Dès lors que la SCI STRATEGIQUE justifie des régularisations des charges par la communication des décomptes de charges par lots ainsi que la taxe foncière, il s’évince que la SARL MANAGER SECURITE EST est déboutée de sa demande de restitution de charges dues.
La SCI STRATEGIQUE réclame les sommes suivantes :
-2019 : 872,98 euros TTC au titre des charges,
-2020 : 1 502,09 euro TTC au titre des charges,
-2022 : 1 090,40 € TTC au titre des charges, soit un total de 3 465,47 € duquel elle a déduit la somme de 99,43 €.
En conséquence, la SARL MANAGER SECURITE est condamnée à payer au titre des charges la somme de 3 366,04 euros au titre des régularisations de charges des exercices 2019 à 2022.
Concernant la demande des loyers pour l’année 2022, la SCI STRATEGIQUE ne conteste pas le paiement justifié par la SARL MANAGER SECURITE EST de la somme de 1 138,36 € pour le deuxième trimestre de l’exercice budgétaire et que dès lors, cette somme doit être déduite de la somme de 1 943,50 € de sorte que le restant dû s’élève à la somme de 804,64 €.
La SARL MANAGER SECURITE EST redevable de la somme totale de 3 465,47 €+ 804,64 €= 4 270,11 euros.
Les parties ne contestent pas que le dépôt de garantie de 645,48 € doit être restitué de sorte que la somme finale due par la SARL MANAGER SECURITE élève à 4 270,11 €- 645,48= 3 624,63 €.
Sur les demandes accessoires
Conformément aux dispositions de l’article 696 du Code de procédure civile, La SCI STRATEGIQUE doit être condamné aux entiers dépens de la procédure.
En application de l’article 700 du code de procédure civile, le juge condamne la partie tenue aux dépens ou qui perd son procès à payer à l’autre partie la somme qu’il détermine, au titre des frais exposés et non compris dans les dépens.

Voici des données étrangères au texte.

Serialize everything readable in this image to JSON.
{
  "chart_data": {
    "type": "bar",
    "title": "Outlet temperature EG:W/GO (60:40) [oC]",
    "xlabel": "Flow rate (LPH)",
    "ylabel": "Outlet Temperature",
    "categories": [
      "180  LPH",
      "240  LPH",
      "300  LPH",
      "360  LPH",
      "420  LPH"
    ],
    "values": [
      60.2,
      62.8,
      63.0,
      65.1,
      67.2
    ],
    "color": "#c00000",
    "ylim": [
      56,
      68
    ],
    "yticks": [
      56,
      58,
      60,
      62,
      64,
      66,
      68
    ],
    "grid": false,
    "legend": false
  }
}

Dans tous les cas, le juge tient compte de l’équité ou de la situation économique de la partie condamnée. Il peut, même d’office, pour des raisons tirées des mêmes considérations, dire qu’il n’y a pas lieu à ces condamnations.
Compte tenu de la solution apportée au litige, la SARL MANAGER SECURITE EST est condamnée à payer la somme de 500 € au titre des dispositions de l’article 700 du Code de procédure civile .
PAR CES MOTIFS
Le Tribunal, statuant publiquement, par jugement mis à disposition au greffe, contradictoire et prononcé en premier ressort,
CONDAMNE la SARL MANAGER SECURITE EST à payer à la SCI STRATEGIQUE à payer à la SAS la somme de 3 624,63 € ;
DEBOUTE la SARL MANAGER SECURITE EST de ses demandes ;
CONDAMNE la SARL MANAGER SECURITE EST aux entiers dépens de la procédure ;
CONDAMNE la SAS MANAGER SECURITE EST à payer à la SCI STRATEGIQUE la somme de 500 euros au titre de l’article 700 du Code de procédure civile ;
AINSI JUGE ET PRONONCE par mise à disposition au greffe, le 19 décembre 2024, par Sophie BAGHDASSARIAN, Président et Clarisse GOEPFERT, Greffier.